Din-Birey İlişkisi
Din hem bireysel hem de toplumsal bir olgudur. Şu kadarı var ki bireyin hayatını etkilediği oranda toplumun hayatını tanzim eder. Dinin bireysel boyutu, bizzat bireyin kendi içsel durumu, deruni yapısı ve kişisel davranışlarıyla ilgilidir. Dini inanç ve ibadetler, hem birey için hayatın anlamına ilişkin açıklamalar sağlarlar, hem de insanlar arası ilişkilerde ortaya çıkan ahlaki konularda rehberlik edebilirler. Çünkü din bir değerler bütünüdür ve bu değerler hem bireysel rehberlik hem toplumsal rehberlik sunar.
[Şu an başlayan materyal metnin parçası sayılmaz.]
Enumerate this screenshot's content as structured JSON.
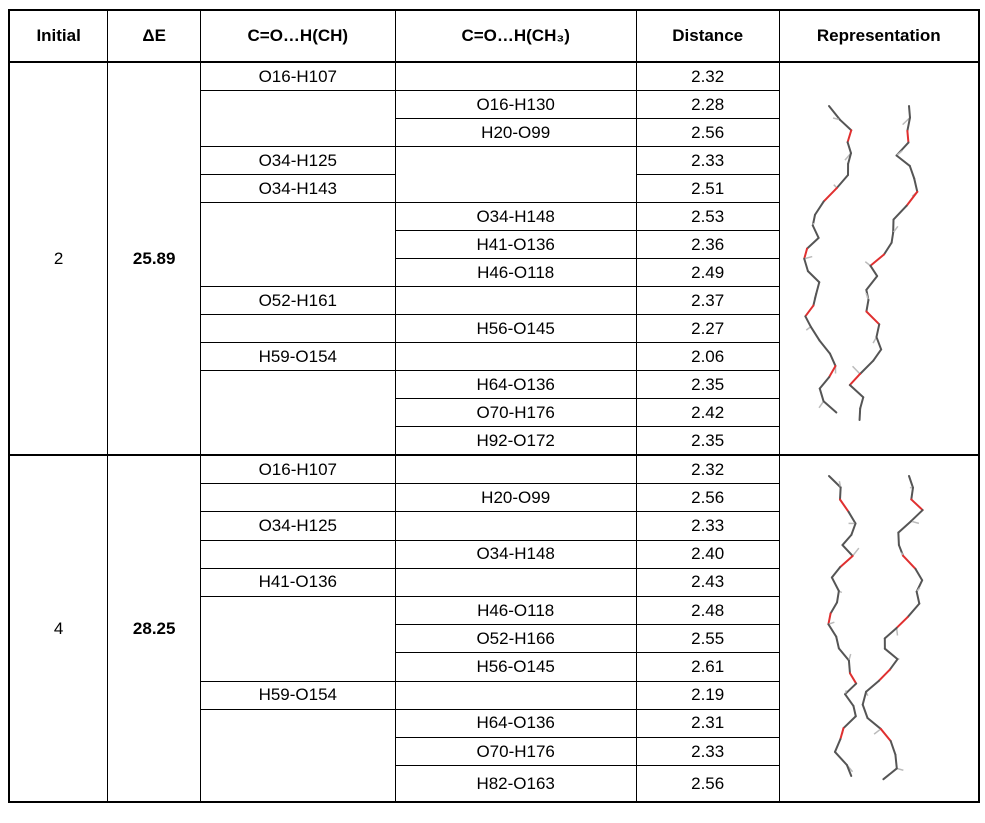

Dinin bireysel hayatın merkezine takvayı koymuş olması, inananların yaşam kalitesinin buna bağlı olması anlamına gelir. Bunun da amacı dünya ve ahiret mutluluğu olarak ifade edilmiştir. Din insanların mutlu bir hayat sürdürmelerini sağlamak amacıyla birtakım değerler ve etkinlikler (inançlar ve ibadetler) koymuş ve bunların gelişmelerine uygun ortam oluşturulmasını (iyiliği tavsiye – kötülüğü men) istemiştir. Bu inanç ve uygulamalar öncelikle dünya hayatının insan onuruna uygun bir biçimde yaşanmasını amaçlarlar.
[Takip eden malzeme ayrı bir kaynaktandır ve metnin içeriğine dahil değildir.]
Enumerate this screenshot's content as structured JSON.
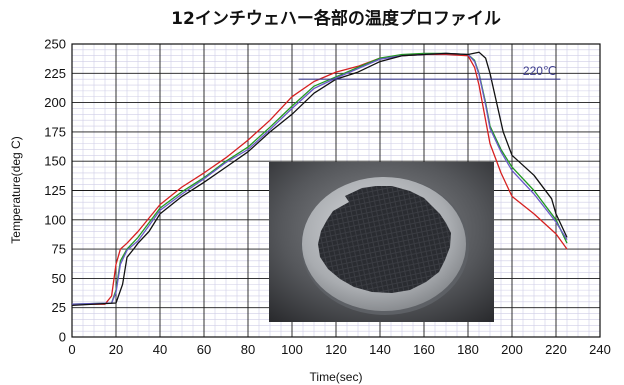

İslam dininde, iman edip etmemek tamamen bireyin iradesine bırakılmıştır. Zira zorlama ile ya da baskı altında gerçekleşecek inancın içselleştirilmemiş olması nedeniyle bireye herhangi bir olumlu katkısı olmayacaktır. Bu gerçek Kuran’da “Dinde zorlama yoktur” ilkesiyle ortaya konmaktadır.